La experiencia de leer algo así es abrumadora por momentos, hilarante por otros, pero siempre está atada al universo y al imaginario que desarrolló el autor. Es una gran hazaña y un gran triunfo que haya escrito y dibujado un libro “al calor de los acontecimientos” y que haga referencia (entre otras cosas) a Tiger King, las protestas del verano 2020 en EEUU, Animal Crossing, Black Lives Matter, el movimiento antifa, las elecciones, las teorías conspirativas de la derecha, las batallas culturales de la izquierda y nunca se sienta como un producto derivativo, como algo que está pensado para subirse a una moda del momento. La historia comienza cuando se declara la pandemia y Owl, junto con Mogg y Megg, se aíslan en su casa. Pero pronto llega Werewolf Jones con sus dos hijos, Diesel y Jaxon, e introduce toda la entropía posible en el intento de Owl de establecer un espacio seguro. A partir de ahí el libro pareciera moverse solo y las historias se suceden unas a otras con un punto central en la creación de un reality show centrado en Werewolf Jones y llamado “Anus King”, el cual le permite reflexionar (bah, no sé si está reflexionando o simplemente cagándose de risa) sobre la condición hiperconectada de la vida moderna, las cancelaciones, las exigencias cada vez mayores de superficialidad woke de parte de la izquierda twittera, el culto a la celebridad y la destrucción de la mente por ese mismo culto. Es en ese momento en que el libro alcanza su mayor locura, para luego comenzar a menguar.
Es que la potencia del mundo que construyó Hanselmann a lo largo de sus trabajos anteriores, los personajes, unidimensionales de forma general, pero con pinchazos de complejidad, y las tensiones y relaciones que se establecen entre ellos evitan que la inspiración de la vida real se lo coma. Pareciera que Hanselmann dibuja a los personajes y que luego sus acciones y reacciones emergen de un mecanismo intrínseco a los dos o tres rasgos que los definen, más que de las decisiones del autor.
El otro motivo que hace que el libro funcione tan bien [ah, por si no lo dije antes: el libro me pareció buenísimo] es el personaje que está en el centro de la escena: Werewolf Jones. Crisis Zone termina siendo una exploración de la cultura de la celebridad estadounidense utilizando al personaje que, a priori, parecería menos adecuado para algo así. El más ebrio, el más drogadicto, el más impulsivo, el más chato, el más asqueroso de todos ellos. Y, de alguna manera misteriosa, Hanselmann logra extraer UN MONTÓN de pathos del trayecto de Werewolf Jones. No voy a spoilear nada, pero digamos que el libro se pasa tres cuartos del mismo siendo “jajajajaja miren las locas aventuras de Werewolf Jones, miren como no le importa nada y no tiene moral ni control” y un cuarto del libro en un lugar, digamos, un poquito más oscuro que te deja un sabor de boca bastante amargo cuando termina.

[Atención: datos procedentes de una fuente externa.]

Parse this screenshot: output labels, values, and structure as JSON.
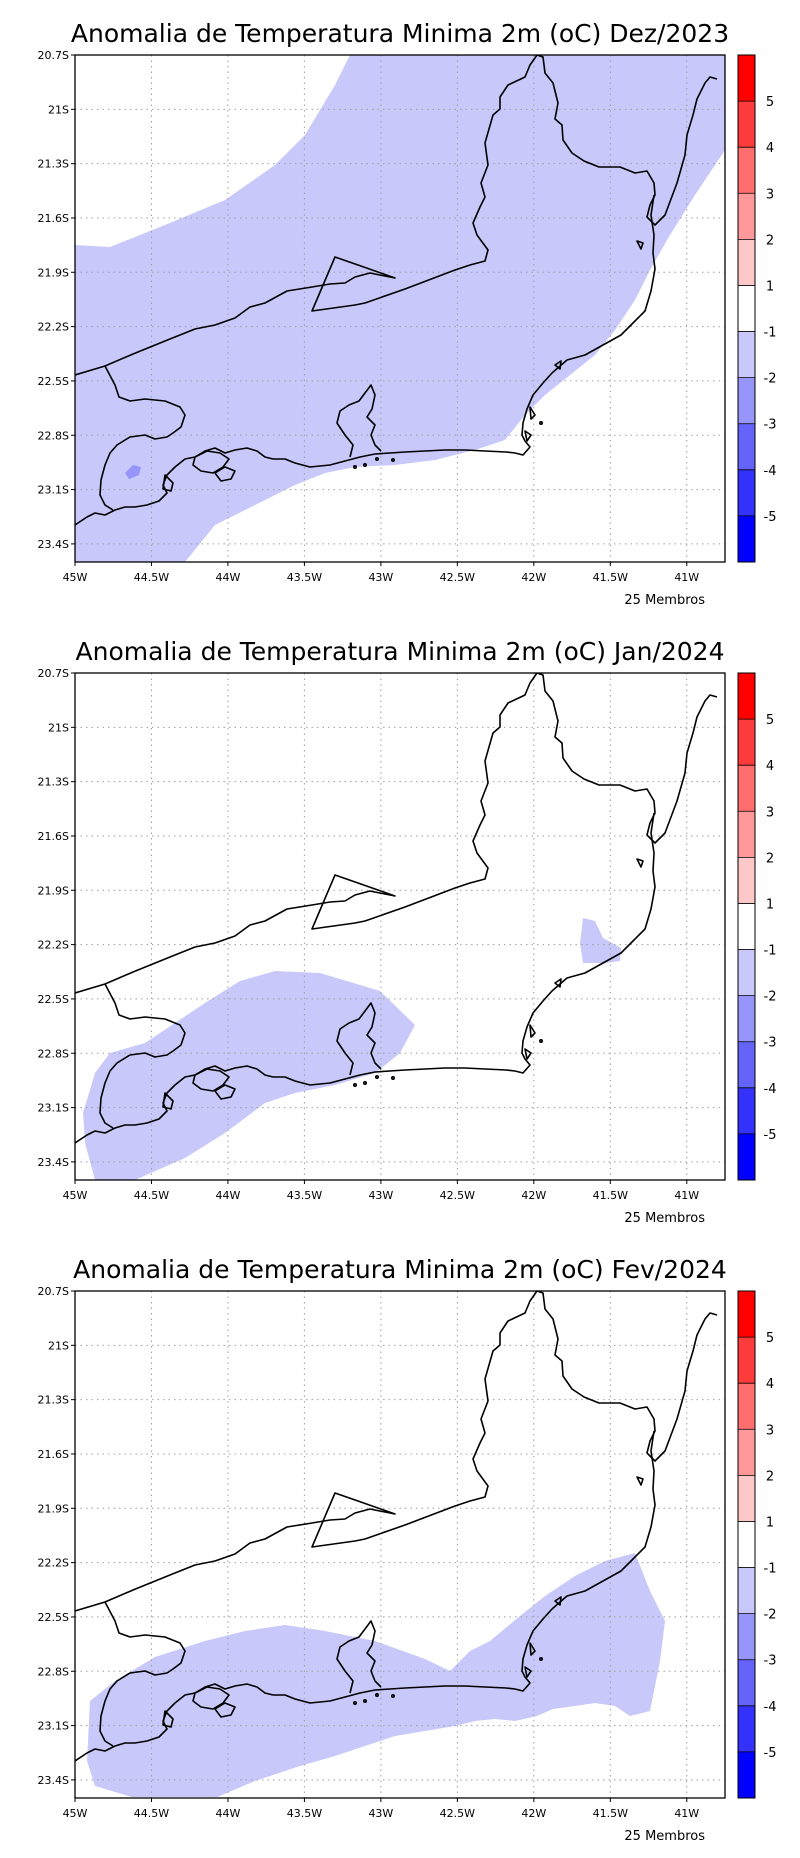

Y creo que esa es la gran habilidad y el gran triunfo de este libro de Hanselmann que, si bien se inició como algo coyuntural, termina siendo central en su obra.
Y con esto llegamos al final. La recomendación musical de la semana es un clásico total, el Soul Mining de The The, uno de esos discos que no puedo entender cómo fue que llegó tan tarde a mi vida, pero desde que llegó hace unos dos o tres años no abandonó jamás mis auriculares. Y que tiene “This Is The Day” una de las mejores canciones de la historia de la música (si, así nomás, papá). Nos encontramos de nuevo en dos semanas, cuídense mucho y ¡Godspeed!